From our sampling we hoped to learn how sampling of snails in different habitats can help us to detect the different effects of gene flow, genetic drift and selection on establishing the polymorphism. The effects of these three evolutionary forces are chosen to be studied in this experiment but it is known that at least eight evolutionary forces affect shell polymorphism in Cepaea nemoralis including many types of selections such are visual, climatic, frequency-dependent, disruptive, density-dependent and stabilizing selection, heterozygote advantage, linkage disequilibrium and co-adaptation as well as other random processes such as genetic drift that we are studying (Jones et al 1977).

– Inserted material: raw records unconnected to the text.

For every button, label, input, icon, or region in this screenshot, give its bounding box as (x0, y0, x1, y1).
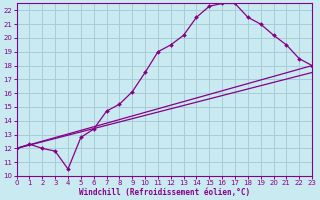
X-axis label: Windchill (Refroidissement éolien,°C): Windchill (Refroidissement éolien,°C) (79, 188, 250, 197)
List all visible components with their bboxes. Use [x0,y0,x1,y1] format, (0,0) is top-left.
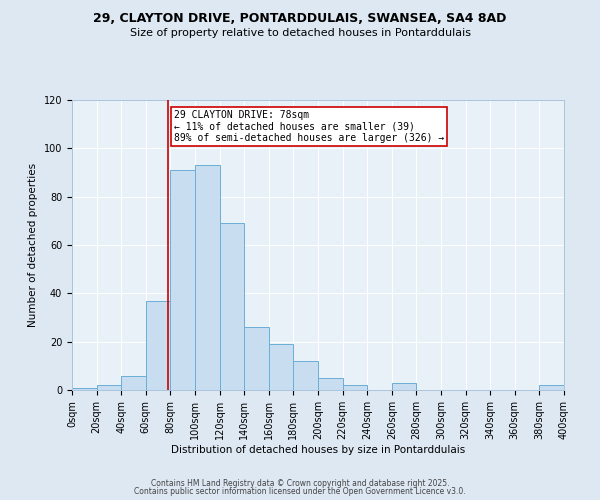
Bar [97,385,121,390]
Bar [392,383,416,390]
Bar [318,378,343,390]
Y-axis label: Number of detached properties: Number of detached properties [28,163,38,327]
Bar [220,223,244,390]
Bar [343,385,367,390]
Bar [195,166,220,390]
Bar [269,344,293,390]
Bar [170,170,195,390]
Bar [121,376,146,390]
Text: Contains public sector information licensed under the Open Government Licence v3: Contains public sector information licen… [134,487,466,496]
Bar [72,388,97,390]
Text: Size of property relative to detached houses in Pontarddulais: Size of property relative to detached ho… [130,28,470,38]
Bar [293,361,318,390]
Text: 29 CLAYTON DRIVE: 78sqm
← 11% of detached houses are smaller (39)
89% of semi-de: 29 CLAYTON DRIVE: 78sqm ← 11% of detache… [174,110,445,143]
Bar [539,385,564,390]
Text: Contains HM Land Registry data © Crown copyright and database right 2025.: Contains HM Land Registry data © Crown c… [151,478,449,488]
X-axis label: Distribution of detached houses by size in Pontarddulais: Distribution of detached houses by size … [171,444,465,454]
Bar [244,327,269,390]
Text: 29, CLAYTON DRIVE, PONTARDDULAIS, SWANSEA, SA4 8AD: 29, CLAYTON DRIVE, PONTARDDULAIS, SWANSE… [94,12,506,26]
Bar [146,300,170,390]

Our null hypothesis is that the frequency of shell phenotypes does not differ between the populations. The main idea is that both the genetic drift and natural selection can result in the differences between populations if there is no extensive gene flow occurring between them. If on one hand genetic drift is the main force acting on polymorphism, than from our results we would expect to see that there is as much difference between two populations of the same habitat (e.g. two grassland populations) as there is between the two populations of two different habitats (e.g. grassland and woodland). However, even if we do observe the differences between the populations of the same habitat we cannot eliminate the possibility that natural selection resulted those differences due to different selective regimes that might exist between our sampling sites but are not detectable (e.g. differences in ecology between grassland areas that we sampled from). If on the other hand our results show that there is no significant difference in the frequencies of shell phenotypes between the populations of the same habitat, than we could be much more confident in concluding that natural selection is the most probable force acting on polymorphism in Cepaea nemoralis if our results also show the significant difference in the frequencies of shell phenotypes between the populations of two different habitats.